American politician and newspaperman

Clingan Jackson (March 28, 1907 – May 26, 1997) was a Democratic politician and newspaperman.

==Biography==
Jackson was born in Coitsville, Ohio, on March 28, 1907, and was raised on the east side of the city and in towns on either side of the Ohio border with Pennsylvania. He graduated in 1929 from University of Colorado, having received a bachelor's degree in political science. He began work in 1929 as a reporter for the Youngstown Vindicator newspaper. His first political experience was as a city councilman in Lowellville, Ohio; he was elected to the position in 1933, after gaining attention for the obituary he wrote for his predecessor.

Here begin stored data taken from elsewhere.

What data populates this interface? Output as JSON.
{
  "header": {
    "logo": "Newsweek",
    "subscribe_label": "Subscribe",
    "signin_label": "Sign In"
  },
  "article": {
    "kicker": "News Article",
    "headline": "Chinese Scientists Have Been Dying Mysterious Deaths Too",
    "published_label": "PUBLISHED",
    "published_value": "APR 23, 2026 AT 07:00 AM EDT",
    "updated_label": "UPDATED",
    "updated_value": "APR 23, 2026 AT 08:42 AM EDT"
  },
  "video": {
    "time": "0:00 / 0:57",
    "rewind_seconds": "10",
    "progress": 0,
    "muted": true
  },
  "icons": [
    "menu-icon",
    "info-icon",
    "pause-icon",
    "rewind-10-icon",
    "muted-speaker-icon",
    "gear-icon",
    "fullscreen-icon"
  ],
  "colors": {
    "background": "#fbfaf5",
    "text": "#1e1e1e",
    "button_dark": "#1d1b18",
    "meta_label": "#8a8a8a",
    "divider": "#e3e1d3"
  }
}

Jackson was elected to the Ohio House of Representatives in 1935 and served three terms in the Ohio State Senate after his first election to that body in 1945. The Ohio Department of Natural Resources was the product of a bill written by Jackson while he was in the Ohio Senate, and he also wrote bills creating laws governing strip mining. He also served as the chair of the Senate Finance Committee in 1949. Jackson was appointed as a member of the Ohio Program Commission the following year. Jackson was a candidate for in the Democratic primary for the 1958 Ohio gubernatorial election. He had earlier been appointed to the Ohio Pardon and Parole Commission by Governor C. William O'Neill, and former Governor Frank Lausche had appointed him to the State Highway Construction Council in 1953. In 1963, Jackson was appointed to the Ohio Civil Rights Commission. He continued work as a reporter and editor for the Vindicator until his retirement in 1983. As of 1984, Jackson had held government positions during the administrations of the twelve most recent governors of the state; his term on the Civil Rights Commission expired the following year.

==Death==
Jackson died in Youngstown on May 26, 1997.